THREE Irish authors appear on the thirteen-strong longlist for this year’s Man Booker Prize, which has been lauded the ‘most diverse’ ever by its judges.
Enniscorthy-born author Colm Toibin is on the list for the third time, for The Testament of Mary, which was published last year. His is also one of the shortest entries, at just over 100 pages.
Toibin’s novella, which is now a one-woman Broadway show starring Fiona Shaw, offers a striking and very accessible vision of the Virgin Mary, as the writer imagines Mary, still bitter and mourning, thirty years after the crucifixion of her son.
Colm Toibin is one of the most recognisable authors on the vibrant list, which boast few well-known names (big-name authors such as Roddy Doyle and Margaret Atwood have missed out) and includes three first-time writers.
One of the newcomers is Donal Ryan, nominated for The Spinning Heart, an ambitious novel told from the points of view of 21 people who are trying to get by in a rural village in present-day Ireland, in the aftermath of the country’s financial collapse.
Aside from Toibin only Jim Crace, who is nominated for his eleventh novel Harvest, has appeared on the longlist before.
Dublin writer Colum McCann has been nominated for TransAtlantic. It tells the intertwined stories of Alcock and Brown (the first non-stop transatlantic fliers in 1919), the visit of Frederick Douglass to Ireland in 1845/46, and the story of the Irish peace process as negotiated by Senator George Mitchell in 1998.

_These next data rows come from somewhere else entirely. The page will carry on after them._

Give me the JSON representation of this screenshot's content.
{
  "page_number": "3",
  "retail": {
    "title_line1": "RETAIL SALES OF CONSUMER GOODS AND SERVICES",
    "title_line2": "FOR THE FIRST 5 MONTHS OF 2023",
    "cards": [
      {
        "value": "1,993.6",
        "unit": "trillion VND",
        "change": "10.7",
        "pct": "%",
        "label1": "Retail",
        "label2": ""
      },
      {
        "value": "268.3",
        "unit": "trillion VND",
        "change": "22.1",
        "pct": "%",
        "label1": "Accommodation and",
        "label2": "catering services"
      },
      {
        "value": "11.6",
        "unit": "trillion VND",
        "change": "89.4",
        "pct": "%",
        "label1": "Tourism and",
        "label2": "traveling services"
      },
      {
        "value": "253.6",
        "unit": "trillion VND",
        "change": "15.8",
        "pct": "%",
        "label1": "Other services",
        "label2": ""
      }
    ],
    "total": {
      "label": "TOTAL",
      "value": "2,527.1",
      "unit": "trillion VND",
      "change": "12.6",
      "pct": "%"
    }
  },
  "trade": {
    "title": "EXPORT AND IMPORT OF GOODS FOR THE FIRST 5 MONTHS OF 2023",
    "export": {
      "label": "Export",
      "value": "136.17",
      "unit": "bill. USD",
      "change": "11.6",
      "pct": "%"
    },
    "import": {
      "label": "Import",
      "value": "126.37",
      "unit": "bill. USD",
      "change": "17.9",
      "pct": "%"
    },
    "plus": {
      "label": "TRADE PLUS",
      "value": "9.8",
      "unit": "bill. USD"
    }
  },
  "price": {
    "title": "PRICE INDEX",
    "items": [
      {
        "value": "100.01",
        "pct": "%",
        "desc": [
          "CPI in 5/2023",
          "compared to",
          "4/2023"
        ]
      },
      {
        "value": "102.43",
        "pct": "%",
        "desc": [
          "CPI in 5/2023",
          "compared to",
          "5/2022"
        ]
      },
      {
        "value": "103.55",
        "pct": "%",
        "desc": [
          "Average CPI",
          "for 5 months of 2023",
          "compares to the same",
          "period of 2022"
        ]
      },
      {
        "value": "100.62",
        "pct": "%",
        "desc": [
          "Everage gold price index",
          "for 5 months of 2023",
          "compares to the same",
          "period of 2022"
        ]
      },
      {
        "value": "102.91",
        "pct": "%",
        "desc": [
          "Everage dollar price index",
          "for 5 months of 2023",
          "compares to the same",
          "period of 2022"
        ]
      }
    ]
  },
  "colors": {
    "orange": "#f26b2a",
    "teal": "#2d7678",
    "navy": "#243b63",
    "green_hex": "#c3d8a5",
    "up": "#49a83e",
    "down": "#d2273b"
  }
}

Robert Macfarlane, this year’s chair of judges, said: “This is surely the most diverse longlist in Man Booker history: wonderfully various in terms of geography, form, length and subject. These novels range from the traditional to the experimental, from the first century AD to the present day, from 100 pages to 1,000, and from Shanghai to Hendon.”
He added: “What links them is variety. They range from 100 to 1,000 pages. From the 1st century AD to the present. A vast variety of form and in subject matter.”
The shortlist for the £50,000 prize will be announced in September before judges name their winner on 15 October, in what is the prize’s 45th year in existence.